M1: Importing Data Sets
- Each line in a dataset is a row, and commas separate the values.
- To understand the data, you must analyze the attributes for each column of data.
- Python libraries are collections of functions and methods that facilitate various functionalities without writing code from scratch and are categorized into Scientific Computing, Data Visualization, and Machine Learning Algorithms.
- Many data science libraries are interconnected; for instance, Scikit-learn is built on top of NumPy, SciPy, and Matplotlib.
- The data format and the file path are two key factors for reading data with Pandas.
- The read_CSV method in Pandas can read files in CSV format into a Pandas DataFrame.
- Pandas has unique data types like object, float, Int, and datetime.
- Use the dtype method to check each column’s data type; misclassified data types might need manual correction.
- Knowing the correct data types helps apply appropriate Python functions to specific columns.
- Using Statistical Summary with describe() provides count, mean, standard deviation, min, max, and quartile ranges for numerical columns.
- You can also use include='all' as an argument to get summaries for object-type columns.
- The statistical summary helps identify potential issues like outliers needing further attention.
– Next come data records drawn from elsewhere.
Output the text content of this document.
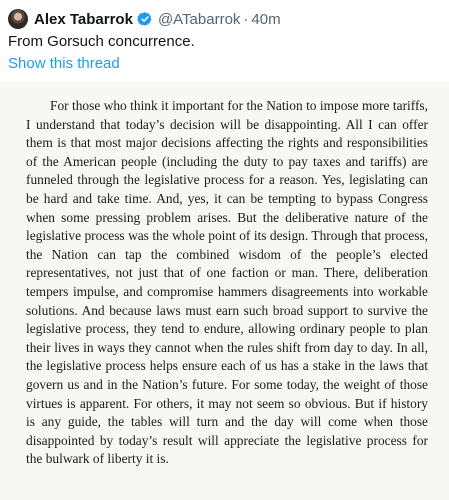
Alex Tabarrok @ATabarrok · 40m
From Gorsuch concurrence.
Show this thread

For those who think it important for the Nation to impose more tariffs, I understand that today’s decision will be disappointing. All I can offer them is that most major decisions affecting the rights and responsibilities of the American people (including the duty to pay taxes and tariffs) are funneled through the legislative process for a reason. Yes, legislating can be hard and take time. And, yes, it can be tempting to bypass Congress when some pressing problem arises. But the deliberative nature of the legislative process was the whole point of its design. Through that process, the Nation can tap the combined wisdom of the people’s elected representatives, not just that of one faction or man. There, deliberation tempers impulse, and compromise hammers disagreements into workable solutions. And because laws must earn such broad support to survive the legislative process, they tend to endure, allowing ordinary people to plan their lives in ways they cannot when the rules shift from day to day. In all, the legislative process helps ensure each of us has a stake in the laws that govern us and in the Nation’s future. For some today, the weight of those virtues is apparent. For others, it may not seem so obvious. But if history is any guide, the tables will turn and the day will come when those disappointed by today’s result will appreciate the legislative process for the bulwark of liberty it is.
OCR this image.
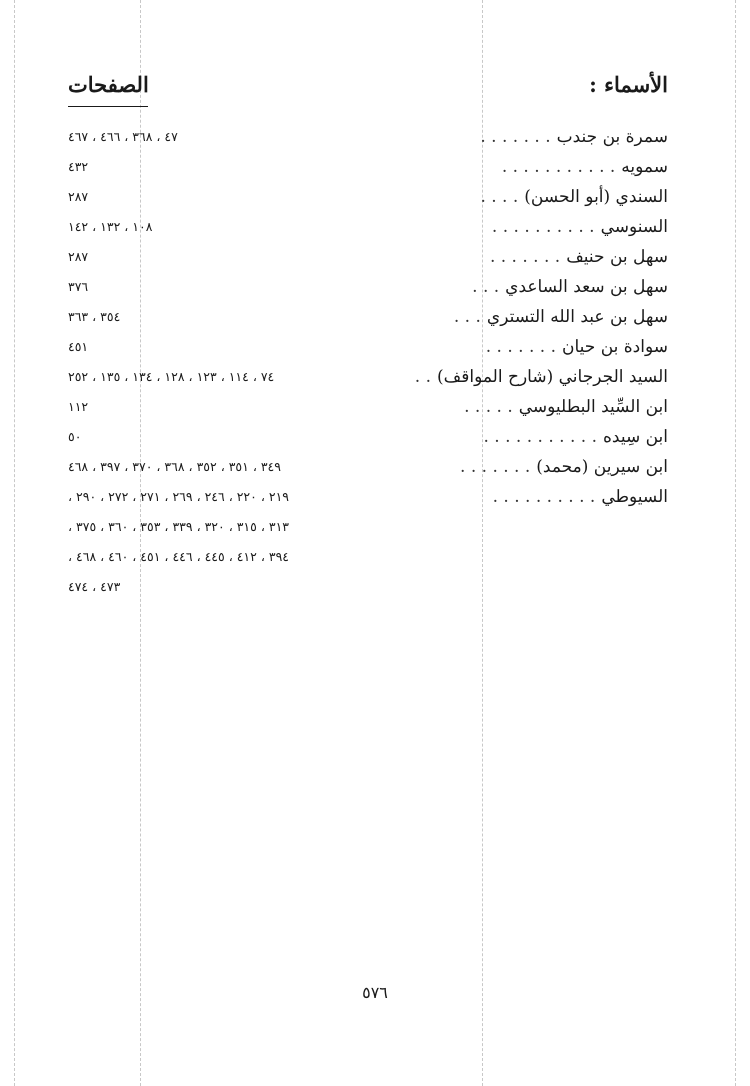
الصفحات	الأسماء :
سمرة بن جندب. . . . . . .
٤٧ ، ٣٦٨ ، ٤٦٦ ، ٤٦٧
سمويه. . . . . . . . . . .
٤٣٢
السندي (أبو الحسن). . . .
٢٨٧
السنوسي. . . . . . . . . .
١٠٨ ، ١٣٢ ، ١٤٢
سهل بن حنيف. . . . . . .
٢٨٧
سهل بن سعد الساعدي. . .
٣٧٦
سهل بن عبد الله التستري. . .
٣٥٤ ، ٣٦٣
سوادة بن حيان. . . . . . .
٤٥١
السيد الجرجاني (شارح المواقف). .
٧٤ ، ١١٤ ، ١٢٣ ، ١٢٨ ، ١٣٤ ، ١٣٥ ، ٢٥٢
ابن السِّيد البطليوسي. . . . .
١١٢
ابن سِيده. . . . . . . . . . .
٥٠
ابن سيرين (محمد). . . . . . .
٣٤٩ ، ٣٥١ ، ٣٥٢ ، ٣٦٨ ، ٣٧٠ ، ٣٩٧ ، ٤٦٨
السيوطي. . . . . . . . . .
٢١٩ ، ٢٢٠ ، ٢٤٦ ، ٢٦٩ ، ٢٧١ ، ٢٧٢ ، ٢٩٠ ،
٣١٣ ، ٣١٥ ، ٣٢٠ ، ٣٣٩ ، ٣٥٣ ، ٣٦٠ ، ٣٧٥ ،
٣٩٤ ، ٤١٢ ، ٤٤٥ ، ٤٤٦ ، ٤٥١ ، ٤٦٠ ، ٤٦٨ ،
٤٧٣ ، ٤٧٤
٥٧٦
- Using the info() Method gives an overview of the top and bottom 30 rows of the DataFrame, useful for quick visual inspection.
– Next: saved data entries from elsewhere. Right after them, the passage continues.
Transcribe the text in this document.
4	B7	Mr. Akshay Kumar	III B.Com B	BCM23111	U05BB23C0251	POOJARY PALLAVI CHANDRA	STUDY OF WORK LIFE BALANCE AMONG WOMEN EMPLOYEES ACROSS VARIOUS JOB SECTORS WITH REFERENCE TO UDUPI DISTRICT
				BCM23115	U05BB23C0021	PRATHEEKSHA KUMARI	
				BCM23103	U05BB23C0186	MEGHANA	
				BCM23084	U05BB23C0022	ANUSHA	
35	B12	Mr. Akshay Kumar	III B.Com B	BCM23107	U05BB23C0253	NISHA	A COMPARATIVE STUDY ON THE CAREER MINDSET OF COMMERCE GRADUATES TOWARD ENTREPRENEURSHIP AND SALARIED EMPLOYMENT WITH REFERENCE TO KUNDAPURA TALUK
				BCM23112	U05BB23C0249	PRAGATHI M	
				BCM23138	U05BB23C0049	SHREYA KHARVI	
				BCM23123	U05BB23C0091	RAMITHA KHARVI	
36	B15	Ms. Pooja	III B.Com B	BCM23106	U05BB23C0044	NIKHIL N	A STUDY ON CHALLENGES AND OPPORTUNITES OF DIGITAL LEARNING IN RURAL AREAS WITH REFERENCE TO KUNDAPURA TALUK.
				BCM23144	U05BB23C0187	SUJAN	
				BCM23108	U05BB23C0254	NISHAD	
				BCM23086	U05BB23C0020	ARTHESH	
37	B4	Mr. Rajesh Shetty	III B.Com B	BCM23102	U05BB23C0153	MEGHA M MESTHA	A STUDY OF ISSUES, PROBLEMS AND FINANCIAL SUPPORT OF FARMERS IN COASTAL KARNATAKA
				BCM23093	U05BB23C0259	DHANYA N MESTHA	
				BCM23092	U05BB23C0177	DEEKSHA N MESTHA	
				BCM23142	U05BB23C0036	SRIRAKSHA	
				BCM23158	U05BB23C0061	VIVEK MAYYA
- Some statistical metrics may return "NaN," indicating missing values, and the program can’t calculate statistics for that specific data type.
- Python can connect to databases through specialized code, often written in Jupyter notebooks.
- SQL Application Programming Interfaces (APIs) and Python DB APIs (most often used) facilitate the interaction between Python and the DBMS.
- SQL APIs connect to DBMS with one or more API calls, build SQL statements as a text string, and use API calls to send SQL statements to the DBMS and retrieve results and statuses.
- DB-API, ****Python's standard for interacting with relational databases, ****uses connection objects to establish and manage database connections and cursor objects to run queries and scroll through the results.